Et le déremboursement partiel des soins dentaires depuis le 1er octobre 2023 n’a rien arrangé.
Pourtant, Marguerite Cazeneuve, directrice déléguée de la Caisse nationale d’Assurance Maladie (et compagne de l’ancien ministre de la Santé et désormais député Aurélien Rousseau) avait promis que la baisse du taux de remboursement de 70 à 60%, autrement dit l’augmentation de 30 à 40% du ticket modérateur à la charge du patient, « [ne serait] pas une baisse du remboursement, mais une répartition différente ». C’était donc sans compter les 2,5 millions de personnes sans complémentaire santé et les structures qui les accueillent…
A l’échelle de l’arrondissement, le fonctionnement en équipe des différents professionnels du centre Richerand avait d’ailleurs favorisé la mise en place de la Communauté Professionnelle Territoriale de Santé (CPTS) dont le centre assurait jusqu’ici les fonctions support. Ce dispositif, encouragé par les agences régionales de santé (ARS), doit permettre une meilleure coordination entre les professionnels de santé d’un territoire donné et avec les hôpitaux, dans le but d’éviter certaines hospitalisations ou de faciliter les sorties, et plus largement pour améliorer les parcours de soins des patients. Avec l’hôpital AP-HP Lariboisière, la SCIC Richerand partageait des postes de médecins généralistes pour faciliter cette articulation « ville-hôpital ». La disparition du centre Richerand et l’affaiblissement de la CPTS auront pour effet une pression supplémentaire sur l’hôpital public.
Jeux Olympiques 2024 : les plus vulnérables trinquent
Et en matière d’accès à la santé, le rouleau compresseur des Jeux Olympiques a porté un coup supplémentaire aux malades les plus vulnérables. Médecins du Monde a ainsi annoncé la fermeture temporaire (du 1er juillet au 15 septembre) d’un Centre d’accès aux soins et d’orientation. Ouvert depuis 2004, cette structure est située à la Plaine Saint-Denis, en plein cœur du dispositif olympique, et offre en temps normal des soins et un accompagnement social à une population sans-papiers et/ou précaire. Pour ne pas les exposer dans un contexte de contrôles policiers accru, Médecins du Monde a jugé préférable de délocaliser ses consultations sur deux autres sites à Pantin et à Bobigny.

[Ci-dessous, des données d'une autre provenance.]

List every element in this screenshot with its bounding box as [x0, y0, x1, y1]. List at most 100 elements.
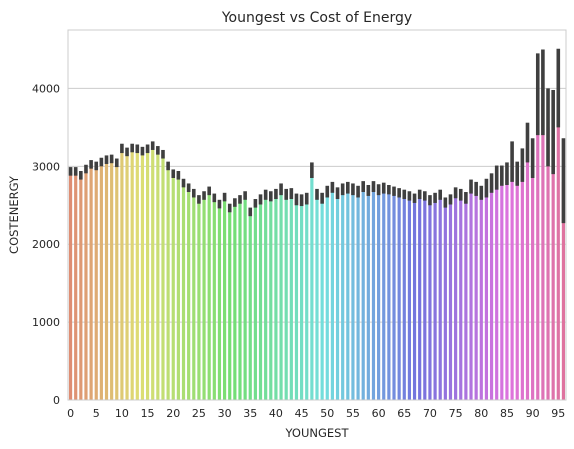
error-bars-group [68, 48, 566, 224]
bar [412, 198, 417, 400]
y-tick-label: 4000 [32, 82, 60, 95]
bar [217, 204, 222, 400]
bar [207, 191, 211, 400]
x-tick-label: 0 [67, 407, 74, 420]
bar [536, 94, 540, 400]
bar [541, 104, 545, 400]
bar [515, 174, 519, 400]
bar [294, 199, 299, 400]
bars-group [68, 80, 566, 401]
bar [269, 196, 273, 400]
x-tick-label: 30 [218, 407, 232, 420]
bar [181, 183, 186, 400]
bar [284, 194, 288, 400]
bar [474, 188, 478, 400]
bar [120, 149, 124, 400]
bar [187, 188, 191, 400]
x-tick-label: 15 [141, 407, 155, 420]
bar [212, 198, 216, 400]
bar [520, 164, 524, 400]
bar [110, 159, 114, 400]
bar [479, 192, 483, 400]
bar [238, 199, 242, 400]
bar [300, 200, 304, 400]
bar [74, 171, 78, 400]
y-tick-label: 0 [53, 394, 60, 407]
bar [433, 198, 437, 400]
bar [135, 149, 139, 400]
bar [561, 181, 566, 400]
bar [171, 174, 175, 400]
y-tick-labels: 0 1000 2000 3000 4000 [32, 82, 60, 407]
x-tick-label: 80 [474, 407, 488, 420]
bar [94, 166, 98, 400]
x-tick-label: 25 [192, 407, 206, 420]
bar [377, 189, 381, 400]
bar [305, 199, 309, 400]
bar [341, 189, 345, 400]
x-tick-label: 65 [397, 407, 411, 420]
bar [495, 177, 499, 400]
x-tick-label: 60 [372, 407, 386, 420]
bar [525, 142, 530, 400]
bar [418, 194, 422, 400]
x-axis-label: YOUNGEST [285, 426, 350, 440]
bar [361, 186, 365, 400]
x-tick-label: 35 [243, 407, 257, 420]
bar [310, 170, 314, 400]
bar [397, 192, 401, 400]
bar [125, 152, 129, 400]
bar [387, 189, 391, 400]
bar [346, 188, 350, 400]
bar [320, 198, 324, 400]
x-tick-label: 40 [269, 407, 283, 420]
x-tick-label: 50 [320, 407, 334, 420]
bar [279, 189, 283, 400]
bar [315, 194, 319, 400]
bar [531, 158, 535, 400]
bar [130, 148, 134, 400]
bar [145, 149, 150, 400]
x-tick-labels: 0 5 10 15 20 25 30 35 40 45 50 55 60 65 70 75 80 85 90 95 [67, 407, 565, 420]
bar [253, 203, 257, 400]
bar [156, 150, 160, 400]
bar [79, 175, 83, 400]
bar [428, 200, 432, 400]
x-tick-label: 85 [500, 407, 514, 420]
bar [243, 195, 247, 400]
bar [115, 163, 119, 400]
bar [371, 186, 376, 400]
y-tick-label: 3000 [32, 160, 60, 173]
bar [448, 199, 453, 400]
x-tick-label: 75 [449, 407, 463, 420]
plot-frame [67, 29, 567, 401]
bar [464, 198, 468, 400]
bar [264, 195, 268, 400]
bar [325, 192, 329, 400]
bar [407, 195, 412, 400]
bar [99, 162, 103, 400]
x-tick-label: 5 [93, 407, 100, 420]
bar [556, 80, 560, 400]
x-tick-label: 90 [526, 407, 540, 420]
bar [68, 171, 73, 400]
bar [402, 194, 406, 400]
bar [454, 192, 458, 400]
bar [89, 164, 93, 400]
bar [197, 199, 201, 400]
bar [392, 191, 396, 400]
bar [248, 212, 252, 400]
bar [233, 202, 237, 400]
bar [192, 193, 196, 400]
bar [104, 160, 109, 400]
bar [500, 174, 504, 400]
bar [505, 173, 509, 400]
bar [166, 166, 170, 400]
bar [330, 187, 334, 400]
y-tick-label: 2000 [32, 238, 60, 251]
bar [202, 195, 206, 400]
bar [351, 189, 355, 400]
bar [335, 193, 340, 400]
bar [222, 197, 227, 400]
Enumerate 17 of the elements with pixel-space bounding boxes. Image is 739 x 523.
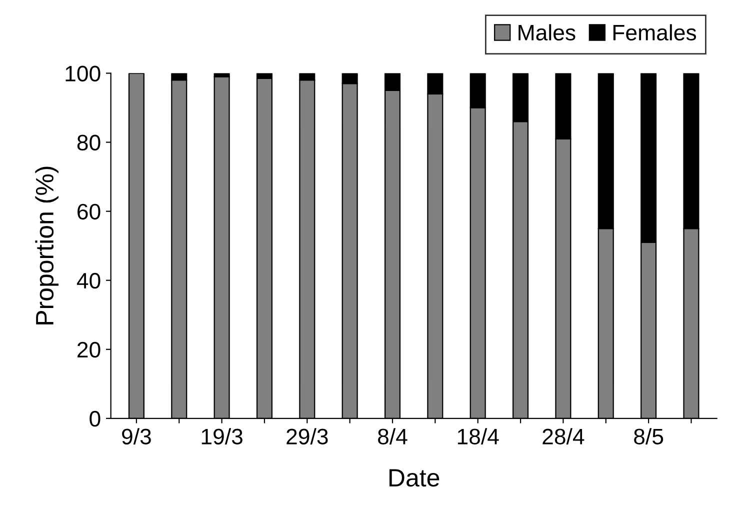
x-tick-label: 19/3 <box>202 428 242 444</box>
x-tick-label: 18/4 <box>458 428 499 444</box>
x-tick-label: 9/3 <box>122 428 151 444</box>
x-tick-label: 8/4 <box>378 428 408 444</box>
y-axis-title: Proportion (%) <box>35 166 58 324</box>
x-axis-title: Date <box>389 469 440 487</box>
legend-label: Females <box>613 24 696 41</box>
y-tick-label: 100 <box>66 66 100 82</box>
x-tick-label: 8/5 <box>634 428 664 444</box>
legend-label: Males <box>518 24 576 41</box>
y-tick-label: 40 <box>76 272 100 289</box>
y-tick-label: 0 <box>90 410 100 427</box>
y-tick-label: 60 <box>78 204 100 220</box>
x-tick-label: 29/3 <box>286 428 328 444</box>
x-tick-label: 28/4 <box>542 428 584 444</box>
y-tick-label: 80 <box>77 134 100 151</box>
y-tick-label: 20 <box>78 342 100 358</box>
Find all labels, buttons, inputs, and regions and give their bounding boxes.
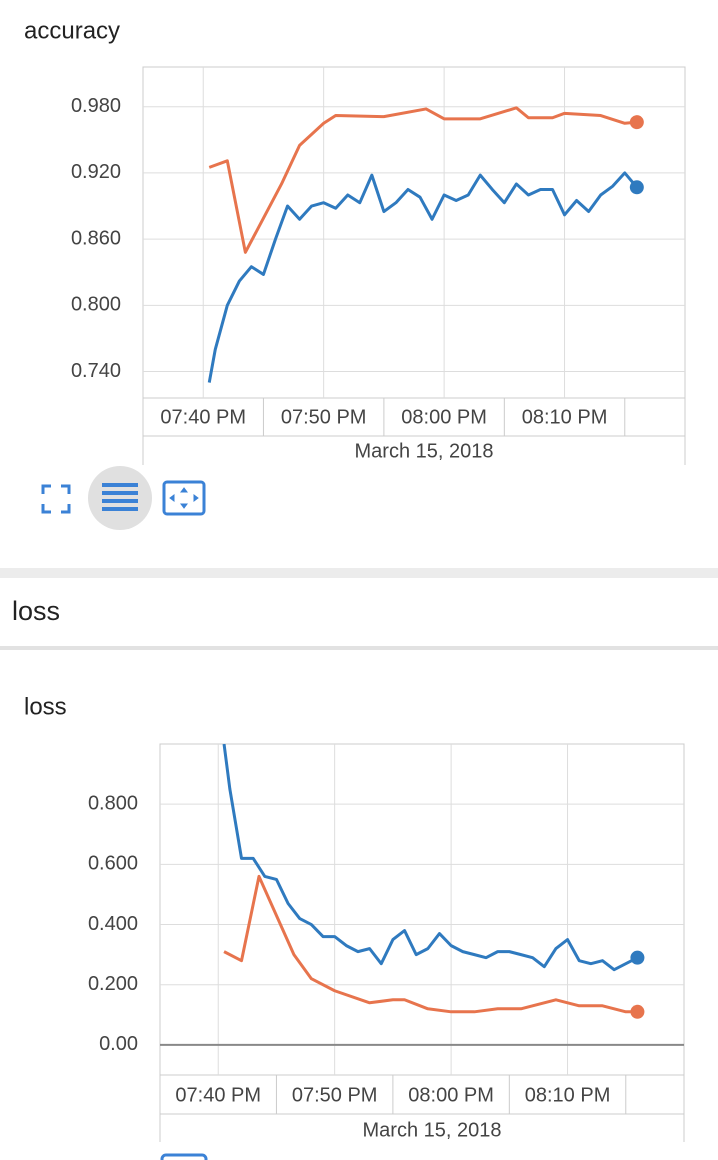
series-line [223,874,638,1014]
card-toolbar [41,466,206,530]
y-tick-label: 0.860 [71,227,121,249]
x-axis-label: March 15, 2018 [363,1119,502,1141]
toggle-log-button[interactable] [88,466,152,530]
chart: loss 07:40 PM 07:50 PM 08:00 PM 08:10 PM Marc… [24,693,685,1142]
y-tick-label: 0.800 [88,792,138,814]
fullscreen-button[interactable] [41,484,71,514]
fit-domain-button[interactable] [162,480,206,516]
divider [0,646,718,650]
series-line [222,744,639,972]
chart: accuracy 07:40 PM 07:50 PM 08:00 PM 08:10 PM… [24,17,686,465]
toggle-log-icon [102,483,138,511]
divider [0,568,718,578]
x-tick-label: 08:10 PM [522,406,608,428]
x-axis-label: March 15, 2018 [355,440,494,462]
series-line [207,171,638,383]
y-tick-label: 0.800 [71,294,121,316]
series-end-dot [630,950,645,965]
fit-domain-icon [169,487,199,509]
y-tick-label: 0.740 [71,360,121,382]
x-tick-label: 07:40 PM [160,406,246,428]
group-header: loss [12,596,60,626]
chart-title: loss [24,693,67,720]
group-header-bar[interactable] [0,578,718,648]
y-tick-label: 0.200 [88,973,138,995]
y-tick-label: 0.600 [88,853,138,875]
series-end-dot [629,180,644,195]
x-tick-label: 08:00 PM [408,1084,494,1106]
x-tick-label: 08:10 PM [525,1084,611,1106]
y-tick-label: 0.980 [71,95,121,117]
y-tick-label: 0.400 [88,913,138,935]
x-tick-label: 07:40 PM [175,1084,261,1106]
series-end-dot [630,1004,645,1019]
x-tick-label: 07:50 PM [281,406,367,428]
series-end-dot [629,115,644,130]
x-tick-label: 08:00 PM [401,406,487,428]
y-tick-label: 0.00 [99,1033,138,1055]
series-line [208,106,637,254]
chart-title: accuracy [24,17,120,44]
plot-area [159,743,685,1076]
fullscreen-button[interactable] [160,1153,208,1160]
x-tick-label: 07:50 PM [292,1084,378,1106]
y-tick-label: 0.920 [71,161,121,183]
plot-area [142,66,686,399]
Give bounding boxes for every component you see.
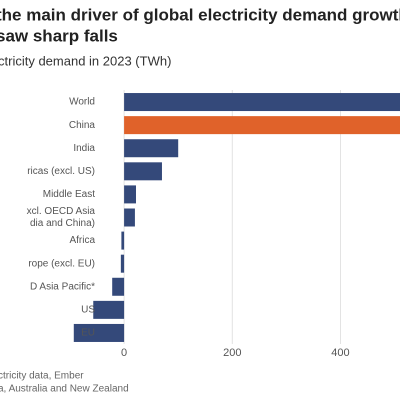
bar (121, 231, 125, 250)
y-tick-label: India (73, 143, 95, 154)
source: a, Australia and New Zealand (0, 384, 129, 395)
chart-subtitle: ctricity demand in 2023 (TWh) (0, 53, 171, 68)
y-tick-label: ricas (excl. US) (27, 166, 95, 177)
bar (124, 162, 162, 181)
y-tick-label: EU (81, 328, 95, 339)
source: ctricity data, Ember (0, 371, 84, 382)
x-tick-label: 200 (223, 347, 241, 359)
y-tick-label: dia and China) (30, 218, 95, 229)
bar (112, 277, 125, 296)
y-tick-label: rope (excl. EU) (28, 258, 95, 269)
x-tick-label: 0 (121, 347, 127, 359)
bar (93, 300, 125, 319)
y-tick-label: World (69, 97, 95, 108)
chart-title: saw sharp falls (0, 26, 118, 45)
bar (124, 93, 400, 112)
x-tick-label: 400 (331, 347, 349, 359)
bar (124, 208, 135, 227)
bar (124, 116, 400, 135)
y-tick-label: China (69, 120, 96, 131)
y-tick-label: Middle East (43, 189, 95, 200)
y-tick-label: xcl. OECD Asia (27, 206, 96, 217)
y-tick-label: US (81, 305, 95, 316)
y-tick-label: D Asia Pacific* (30, 281, 95, 292)
bar (124, 185, 136, 204)
chart-title: the main driver of global electricity de… (0, 5, 400, 24)
bar (73, 323, 125, 342)
y-tick-label: Africa (69, 235, 95, 246)
bar (120, 254, 125, 273)
bar (124, 139, 179, 158)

À cela s’ajoute une série de restrictions de liberté demandées par plusieurs ARS et préfectures concernant des patients en soins psychiatriques sans consentement. Pour « protéger » les festivités lors du passage de la flamme olympique, ils ont donné des instructions aux établissements de santé mentale afin de limiter les sorties de certains patients, quand bien même l’équipe médicale aux côtés du patient y serait favorable.
Le Contrôleur général des lieux de privation de liberté a été saisi par des associations craignant des enfermements à répétition pendant les Jeux, et dénonçant la stigmatisation des malades. En réponse, le Contrôleur a relevé le paradoxe « stupéfiant » d’enfermer des personnes atteintes de handicaps psychosociaux, aux antipodes des valeurs d’inclusion affichées par les Jeux. Et il souligne le caractère illégal de ces décisions systématiques, anticipées et qui ne prennent pas en compte la situation spécifique de chaque patient visé.
À Paris, pour le moment, les jeux se terminent et aucune consigne revenant sur ces décisions n’a été donnée aux établissements.